La fin de la crise? Le très controversé président pakistanais Asif Ali Zardari est rentré au Pakistan, lundi 19 décembre, après deux semaines de retraite médicale à Dubaï au plus fort d’une tempête politique qui secoue le pays depuis l’éclatement du scandale dit du «memogate».

Asif Ali Zardari retrouve un Pakistan où la tension entre son gouvernement issu du Parti du peuple pakistanais (PPP), le parti de la dynastie Bhutto et l’armée est à son comble. Historiquement, le PPP incarne la résistance du pouvoir civil aux tentations putschistes de l’armée, qui a dirigé le Pakistan plus de la moitié de son existence. Mais vu la gravité de l’affaire, les chefs de l’armée trouvent aujourd’hui sans difficulté de multiples relais dans le pays – la Cour suprême, les partis d’opposition, les médias – pour marginaliser un chef d’Etat dont le bilan de trois ans à la tête du Pakistan suscite un désenchantement général.

Offre d’aide aux Etats-Unis

Le scandale est parti d’un mémorandum transmis par un officiel pakistanais le 10 mai à Washington à l’amiral Mike Mullen, alors chef d’état-major interarmées. Ce document proposait à l’administration de Barack Obama d’aider le gouvernement civil pakistanais à rogner les ailes politiques de l’armée, dont l’emprise sur les affaires stratégiques du Pakistan, et en particulier ses liens troubles avec des groupes djihadistes opérant en Afghanistan ou en Inde, a toujours été une source de frictions avec les Etats-Unis. En échange du soutien américain, les inspirateurs du plan s’engageaient à faciliter la tâche de Washington au Pakistan sur un certain nombre de dossiers à ses yeux cruciaux: lutte contre Al-Qaida et les sanctuaires d’insurgés afghans, supervision de l’arme nucléaire.

L’homme de l’ombre

Remis à l’amiral Mullen neuf jours après le raid d’Abbottabad, au cours duquel Oussama Ben Laden a été tué par un commando des forces spéciales américaines, le mémorandum appelait à agir au plus vite en arguant des menaces d’un coup d’Etat ourdi par une armée pakistanaise humiliée par l’événement.

Cinq mois après les faits, l’affaire a été divulguée par un homme d’affaire américain d’origine pakistanaise, Mansoor Ijaz, sous la forme d’une tribune parue le 10 octobre dans le Financial Times.

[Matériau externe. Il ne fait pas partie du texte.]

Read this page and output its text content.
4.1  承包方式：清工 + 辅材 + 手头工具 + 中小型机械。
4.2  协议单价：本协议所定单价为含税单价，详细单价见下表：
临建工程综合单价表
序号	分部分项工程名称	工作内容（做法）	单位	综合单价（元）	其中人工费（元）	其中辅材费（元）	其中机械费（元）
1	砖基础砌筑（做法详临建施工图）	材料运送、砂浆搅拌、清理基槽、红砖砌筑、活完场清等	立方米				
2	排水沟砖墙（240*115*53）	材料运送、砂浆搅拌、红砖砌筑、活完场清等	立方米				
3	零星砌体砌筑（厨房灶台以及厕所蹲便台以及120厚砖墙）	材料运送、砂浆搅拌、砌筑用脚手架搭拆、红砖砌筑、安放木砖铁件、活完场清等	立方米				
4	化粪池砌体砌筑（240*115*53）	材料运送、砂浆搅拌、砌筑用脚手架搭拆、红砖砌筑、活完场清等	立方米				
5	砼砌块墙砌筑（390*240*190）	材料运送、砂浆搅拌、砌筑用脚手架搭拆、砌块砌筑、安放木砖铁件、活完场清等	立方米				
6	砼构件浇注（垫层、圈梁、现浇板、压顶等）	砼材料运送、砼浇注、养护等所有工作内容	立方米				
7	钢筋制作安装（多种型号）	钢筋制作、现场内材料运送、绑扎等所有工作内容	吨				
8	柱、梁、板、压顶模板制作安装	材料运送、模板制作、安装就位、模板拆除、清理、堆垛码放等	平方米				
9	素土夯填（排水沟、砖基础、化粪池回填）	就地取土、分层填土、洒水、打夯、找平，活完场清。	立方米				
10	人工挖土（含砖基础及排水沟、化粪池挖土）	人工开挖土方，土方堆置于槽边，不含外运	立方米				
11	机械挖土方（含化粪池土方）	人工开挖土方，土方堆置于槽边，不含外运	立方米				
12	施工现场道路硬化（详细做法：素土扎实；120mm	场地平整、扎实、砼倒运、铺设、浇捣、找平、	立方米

Mansoor Ijaz y révélait qu’il avait été sollicité par un «diplomate pakistanais de haut rang» pour l’aider à avoir accès à l’amiral Mullen. Homme de l’ombre familier des affaires stratégiques sensibles, Mansoor Ijaz a ses entrées dans les allées du pouvoir à Washington. Il se serait acquitté de sa mission d’intermédiaire. Mais l’amiral Mullen ne donna pas suite à l’offre de service, estimant le mémorandum «peu crédible», comme il l’assurera lui-même plus tard. La publication de la tribune du FT a déclenché un séisme politique au Pakistan. S’estimant visé par une «conspiration», le général Ashfaq Parvez Kayani, chef d’état-major de l’armée, a imposé au président Zardari la démission de l’ambassadeur pakistanais à Washington, Hussein Haqqani, identifié par l’homme d’affaires Mansoor Ijaz comme le fameux «diplomate de haut rang». Le général n’a apparemment pas l’intention d’en rester là. Vendredi 16 décembre, il a solennellement demandé une enquête sur l’origine du mémorandum qui a, selon lui, un «impact sur la sécurité nationale».

Le président Zardari est-il le grand inspirateur du «mémo»? Une enquête a été diligentée par la Cour suprême à la demande de l’opposition, consacrant de facto une sorte d’alliance de forces hostiles au président. Dans cette atmosphère délétère, des rumeurs de coups d’Etat ont ressurgi. «Mais cette hypothèse est peu vraisemblable, soutient Saifullah Khan Mahsoud, directeur du Fata Research Center (FRC) à Islamabad. Tous les partis ont déjà mis en garde contre une initiative anticonstitutionnelle. Il serait très difficile pour l’armée de se lancer dans une telle aventure». En revenant au pays, le président Zardari veut montrer qu’il n’a pas renoncé à se battre.